In the early 1990s, Fintan O Toole’s book Black Hole, Green Card set out to chart the ‘disappearance of Ireland’ (O Toole 1994). Broadly concerned with the consequences of globalization, Ireland he concluded was a ‘sort of flying island, hovering between a number of different contexts, often flying blind with no one sure how the controls work anymore … a place always taking off again and again into its own outer spaces’ (O Toole 1994). O Toole’s anxieties represented well the zeitgeist of that period, when Ireland was undermined by emigration and devastated by unemployment, and years of political violence in Northern Ireland had taken their toll. But in the decade since 1994, the conditions which led O Toole to chart a failing economy and an increasingly borderless Ireland have transformed in ways he and very few others anticipated. In Northern Ireland an uneasy but welcome peace has transformed the quality of life for many. In the South, economic prosperity has precipitated rapid social, environmental and cultural changes.

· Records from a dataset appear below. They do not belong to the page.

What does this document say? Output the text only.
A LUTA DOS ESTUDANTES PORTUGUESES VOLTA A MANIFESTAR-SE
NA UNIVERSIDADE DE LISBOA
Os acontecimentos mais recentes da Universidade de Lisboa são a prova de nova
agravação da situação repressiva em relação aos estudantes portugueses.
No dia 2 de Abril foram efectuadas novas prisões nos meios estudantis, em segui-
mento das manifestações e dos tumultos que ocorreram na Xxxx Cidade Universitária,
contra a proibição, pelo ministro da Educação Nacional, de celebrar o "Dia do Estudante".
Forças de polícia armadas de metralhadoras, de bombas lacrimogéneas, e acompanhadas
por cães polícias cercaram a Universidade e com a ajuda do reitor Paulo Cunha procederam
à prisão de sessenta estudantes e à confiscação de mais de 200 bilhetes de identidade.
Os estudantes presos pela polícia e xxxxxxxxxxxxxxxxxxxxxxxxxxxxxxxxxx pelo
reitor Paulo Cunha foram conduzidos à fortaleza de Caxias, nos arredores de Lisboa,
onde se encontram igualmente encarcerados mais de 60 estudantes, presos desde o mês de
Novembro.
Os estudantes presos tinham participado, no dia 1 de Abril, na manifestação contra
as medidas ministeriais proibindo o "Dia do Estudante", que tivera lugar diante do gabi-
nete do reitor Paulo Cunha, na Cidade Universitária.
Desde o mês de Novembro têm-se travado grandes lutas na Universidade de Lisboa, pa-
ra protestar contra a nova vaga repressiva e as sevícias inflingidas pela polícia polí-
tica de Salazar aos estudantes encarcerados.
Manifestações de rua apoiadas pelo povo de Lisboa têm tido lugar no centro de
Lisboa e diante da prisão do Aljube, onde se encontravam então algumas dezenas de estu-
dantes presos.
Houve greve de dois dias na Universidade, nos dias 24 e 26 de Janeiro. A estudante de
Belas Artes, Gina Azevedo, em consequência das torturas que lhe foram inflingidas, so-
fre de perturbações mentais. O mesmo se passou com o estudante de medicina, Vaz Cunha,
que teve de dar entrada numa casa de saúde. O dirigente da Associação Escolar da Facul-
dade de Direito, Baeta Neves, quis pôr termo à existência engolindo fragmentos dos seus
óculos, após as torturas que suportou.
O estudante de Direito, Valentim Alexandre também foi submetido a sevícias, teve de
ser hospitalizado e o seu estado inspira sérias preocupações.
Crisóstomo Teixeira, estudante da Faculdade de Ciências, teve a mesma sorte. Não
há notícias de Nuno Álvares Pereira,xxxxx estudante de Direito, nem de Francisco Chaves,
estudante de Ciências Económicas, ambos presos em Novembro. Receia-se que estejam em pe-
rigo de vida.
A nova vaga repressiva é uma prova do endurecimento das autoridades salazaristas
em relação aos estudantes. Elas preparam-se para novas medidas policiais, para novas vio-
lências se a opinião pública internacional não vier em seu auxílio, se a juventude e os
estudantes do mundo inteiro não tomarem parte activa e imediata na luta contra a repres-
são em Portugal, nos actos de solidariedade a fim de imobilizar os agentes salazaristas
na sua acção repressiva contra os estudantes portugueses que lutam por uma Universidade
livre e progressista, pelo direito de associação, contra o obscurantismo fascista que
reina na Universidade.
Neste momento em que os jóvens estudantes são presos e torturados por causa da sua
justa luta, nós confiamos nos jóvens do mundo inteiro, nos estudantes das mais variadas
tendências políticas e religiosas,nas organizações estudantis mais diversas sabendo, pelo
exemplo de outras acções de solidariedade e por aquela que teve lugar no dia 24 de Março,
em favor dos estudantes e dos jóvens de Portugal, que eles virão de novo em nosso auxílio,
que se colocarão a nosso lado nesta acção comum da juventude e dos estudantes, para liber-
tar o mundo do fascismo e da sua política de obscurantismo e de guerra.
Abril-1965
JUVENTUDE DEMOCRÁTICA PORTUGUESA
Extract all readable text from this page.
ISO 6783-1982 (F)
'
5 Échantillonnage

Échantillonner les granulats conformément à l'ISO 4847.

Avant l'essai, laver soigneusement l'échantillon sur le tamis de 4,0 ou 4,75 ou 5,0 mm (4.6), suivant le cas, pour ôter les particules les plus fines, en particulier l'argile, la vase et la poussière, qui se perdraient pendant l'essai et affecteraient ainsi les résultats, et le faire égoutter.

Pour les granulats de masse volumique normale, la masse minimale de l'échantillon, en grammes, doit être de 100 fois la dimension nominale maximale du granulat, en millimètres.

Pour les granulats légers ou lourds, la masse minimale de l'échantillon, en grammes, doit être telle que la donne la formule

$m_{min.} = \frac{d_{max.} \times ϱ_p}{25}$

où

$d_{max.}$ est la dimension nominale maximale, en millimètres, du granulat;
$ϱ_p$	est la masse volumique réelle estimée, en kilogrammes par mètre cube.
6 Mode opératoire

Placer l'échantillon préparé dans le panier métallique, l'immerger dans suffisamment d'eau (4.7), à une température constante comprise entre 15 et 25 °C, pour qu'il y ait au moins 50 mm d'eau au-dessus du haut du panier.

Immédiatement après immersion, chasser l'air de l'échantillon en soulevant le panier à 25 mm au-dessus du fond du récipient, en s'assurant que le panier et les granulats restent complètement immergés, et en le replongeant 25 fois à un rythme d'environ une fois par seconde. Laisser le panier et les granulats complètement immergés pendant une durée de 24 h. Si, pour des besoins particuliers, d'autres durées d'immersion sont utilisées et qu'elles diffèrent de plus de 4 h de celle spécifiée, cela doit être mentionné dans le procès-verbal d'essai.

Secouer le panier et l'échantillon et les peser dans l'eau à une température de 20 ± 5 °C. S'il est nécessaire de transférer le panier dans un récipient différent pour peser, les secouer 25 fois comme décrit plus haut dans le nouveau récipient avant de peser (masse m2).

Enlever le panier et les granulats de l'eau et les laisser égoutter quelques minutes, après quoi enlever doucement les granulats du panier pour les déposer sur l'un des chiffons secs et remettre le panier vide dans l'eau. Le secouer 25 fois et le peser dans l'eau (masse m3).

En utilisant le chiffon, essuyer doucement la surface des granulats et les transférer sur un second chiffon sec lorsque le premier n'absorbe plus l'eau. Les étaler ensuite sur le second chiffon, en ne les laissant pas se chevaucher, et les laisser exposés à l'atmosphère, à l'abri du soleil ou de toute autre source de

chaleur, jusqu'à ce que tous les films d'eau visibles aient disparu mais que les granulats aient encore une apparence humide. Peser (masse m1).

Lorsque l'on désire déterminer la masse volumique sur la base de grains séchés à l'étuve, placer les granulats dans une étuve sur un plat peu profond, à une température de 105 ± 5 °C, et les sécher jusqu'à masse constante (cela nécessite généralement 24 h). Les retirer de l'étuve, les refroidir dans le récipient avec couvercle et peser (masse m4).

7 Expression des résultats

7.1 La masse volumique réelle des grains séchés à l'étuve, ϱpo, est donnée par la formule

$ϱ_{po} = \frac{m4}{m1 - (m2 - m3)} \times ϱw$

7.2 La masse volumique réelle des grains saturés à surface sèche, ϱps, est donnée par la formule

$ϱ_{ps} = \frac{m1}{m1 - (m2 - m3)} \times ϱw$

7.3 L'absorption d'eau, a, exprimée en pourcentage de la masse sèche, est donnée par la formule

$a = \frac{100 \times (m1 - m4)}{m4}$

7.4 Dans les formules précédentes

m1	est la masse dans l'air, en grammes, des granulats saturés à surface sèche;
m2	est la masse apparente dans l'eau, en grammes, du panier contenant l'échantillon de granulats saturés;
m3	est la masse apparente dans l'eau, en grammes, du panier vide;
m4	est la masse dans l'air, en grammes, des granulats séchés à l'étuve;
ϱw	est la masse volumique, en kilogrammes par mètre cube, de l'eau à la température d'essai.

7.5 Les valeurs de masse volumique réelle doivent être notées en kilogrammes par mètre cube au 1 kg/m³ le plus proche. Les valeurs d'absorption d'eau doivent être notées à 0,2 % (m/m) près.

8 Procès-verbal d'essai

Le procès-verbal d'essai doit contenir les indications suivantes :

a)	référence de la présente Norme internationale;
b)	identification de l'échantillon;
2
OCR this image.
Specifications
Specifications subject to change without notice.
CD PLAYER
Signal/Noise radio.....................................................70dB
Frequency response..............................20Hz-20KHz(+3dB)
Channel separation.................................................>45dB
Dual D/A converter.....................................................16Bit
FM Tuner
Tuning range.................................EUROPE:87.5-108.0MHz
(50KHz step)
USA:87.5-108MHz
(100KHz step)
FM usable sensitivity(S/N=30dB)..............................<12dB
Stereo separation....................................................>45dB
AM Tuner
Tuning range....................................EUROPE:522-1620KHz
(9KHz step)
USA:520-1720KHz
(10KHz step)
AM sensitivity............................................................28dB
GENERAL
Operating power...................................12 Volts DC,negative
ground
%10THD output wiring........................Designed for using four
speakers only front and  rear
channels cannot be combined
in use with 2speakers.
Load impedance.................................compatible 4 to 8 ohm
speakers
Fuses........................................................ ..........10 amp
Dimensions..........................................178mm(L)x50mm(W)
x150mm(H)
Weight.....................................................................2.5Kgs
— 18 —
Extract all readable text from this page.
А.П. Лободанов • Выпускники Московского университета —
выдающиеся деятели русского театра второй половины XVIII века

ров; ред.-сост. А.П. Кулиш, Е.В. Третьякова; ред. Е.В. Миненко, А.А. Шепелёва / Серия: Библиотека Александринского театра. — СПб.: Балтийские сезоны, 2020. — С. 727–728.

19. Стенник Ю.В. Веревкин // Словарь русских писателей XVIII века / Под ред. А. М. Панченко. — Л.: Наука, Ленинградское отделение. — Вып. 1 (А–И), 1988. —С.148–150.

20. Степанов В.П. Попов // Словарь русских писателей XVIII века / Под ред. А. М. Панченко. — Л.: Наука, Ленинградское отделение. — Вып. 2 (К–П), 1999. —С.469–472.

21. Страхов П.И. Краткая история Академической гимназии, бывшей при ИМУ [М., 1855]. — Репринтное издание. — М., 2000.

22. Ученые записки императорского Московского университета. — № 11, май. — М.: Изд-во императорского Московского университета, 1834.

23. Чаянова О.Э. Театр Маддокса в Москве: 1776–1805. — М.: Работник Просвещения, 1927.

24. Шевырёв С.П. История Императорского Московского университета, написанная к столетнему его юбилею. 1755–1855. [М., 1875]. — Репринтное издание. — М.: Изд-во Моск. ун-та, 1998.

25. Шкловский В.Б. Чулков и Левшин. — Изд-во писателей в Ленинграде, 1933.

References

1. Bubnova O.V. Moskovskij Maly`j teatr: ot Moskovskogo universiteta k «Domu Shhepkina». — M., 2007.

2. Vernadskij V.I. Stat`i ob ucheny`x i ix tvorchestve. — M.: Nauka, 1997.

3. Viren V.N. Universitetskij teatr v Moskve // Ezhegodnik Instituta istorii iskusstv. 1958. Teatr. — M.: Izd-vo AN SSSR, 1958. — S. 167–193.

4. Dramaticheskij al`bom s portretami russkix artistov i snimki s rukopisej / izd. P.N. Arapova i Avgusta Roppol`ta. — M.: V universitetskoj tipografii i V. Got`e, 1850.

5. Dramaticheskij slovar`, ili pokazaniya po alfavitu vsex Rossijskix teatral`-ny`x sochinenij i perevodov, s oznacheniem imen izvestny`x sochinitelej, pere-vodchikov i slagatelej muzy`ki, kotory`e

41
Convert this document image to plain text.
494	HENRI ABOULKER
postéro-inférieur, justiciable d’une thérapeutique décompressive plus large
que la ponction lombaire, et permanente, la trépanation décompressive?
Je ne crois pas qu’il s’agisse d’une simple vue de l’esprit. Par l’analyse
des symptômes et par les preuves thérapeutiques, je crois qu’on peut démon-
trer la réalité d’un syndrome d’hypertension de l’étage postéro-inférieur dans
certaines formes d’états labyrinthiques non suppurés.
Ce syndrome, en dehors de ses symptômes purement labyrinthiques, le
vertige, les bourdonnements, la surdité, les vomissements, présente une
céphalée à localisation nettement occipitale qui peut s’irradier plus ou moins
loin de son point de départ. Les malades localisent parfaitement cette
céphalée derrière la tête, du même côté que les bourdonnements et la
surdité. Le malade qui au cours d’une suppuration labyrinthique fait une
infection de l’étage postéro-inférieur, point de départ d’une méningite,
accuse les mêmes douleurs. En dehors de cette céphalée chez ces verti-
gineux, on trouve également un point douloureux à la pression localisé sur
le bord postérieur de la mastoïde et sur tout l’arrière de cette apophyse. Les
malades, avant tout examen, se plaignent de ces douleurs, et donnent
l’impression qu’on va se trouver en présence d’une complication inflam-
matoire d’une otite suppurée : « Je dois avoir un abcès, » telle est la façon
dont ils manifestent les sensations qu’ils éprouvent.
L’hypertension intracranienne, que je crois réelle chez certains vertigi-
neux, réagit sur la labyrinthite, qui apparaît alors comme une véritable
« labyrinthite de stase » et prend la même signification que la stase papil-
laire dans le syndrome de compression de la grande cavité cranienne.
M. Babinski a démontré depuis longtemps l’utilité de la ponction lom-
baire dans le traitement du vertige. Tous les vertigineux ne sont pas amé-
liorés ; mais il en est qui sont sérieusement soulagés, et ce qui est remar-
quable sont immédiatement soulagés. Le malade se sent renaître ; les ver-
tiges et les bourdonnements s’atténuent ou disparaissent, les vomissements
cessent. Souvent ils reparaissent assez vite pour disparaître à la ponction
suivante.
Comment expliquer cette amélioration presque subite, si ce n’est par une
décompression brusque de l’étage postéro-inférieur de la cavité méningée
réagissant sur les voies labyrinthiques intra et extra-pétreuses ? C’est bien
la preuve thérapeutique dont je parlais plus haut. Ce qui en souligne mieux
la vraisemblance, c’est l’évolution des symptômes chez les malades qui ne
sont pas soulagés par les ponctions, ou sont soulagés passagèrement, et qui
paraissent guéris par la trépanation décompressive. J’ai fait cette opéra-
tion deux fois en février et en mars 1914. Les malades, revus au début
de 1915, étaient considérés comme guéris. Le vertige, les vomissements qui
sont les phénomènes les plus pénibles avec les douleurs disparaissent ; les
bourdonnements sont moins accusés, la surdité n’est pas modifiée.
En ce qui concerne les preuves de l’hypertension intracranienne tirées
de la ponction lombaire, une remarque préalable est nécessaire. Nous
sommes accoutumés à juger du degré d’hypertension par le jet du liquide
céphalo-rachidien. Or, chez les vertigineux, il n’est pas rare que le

Reflecting on the literature that has attempted to track the outcome of these transformations, this paper will present a short review of the key trends in the geographical work on the island of Ireland. Whilst we are sensitive to the institutional and political differences in both jurisdictions, we hope that, in light of recent political events, a paper that attempts an integrated analysis of the geographical work on both parts of the island will be welcomed. As will become apparent, our intention is to illustrate how the production of geographical knowledge on Ireland reflects the overlapping territories in which the island’s economy, culture and spaces are experienced.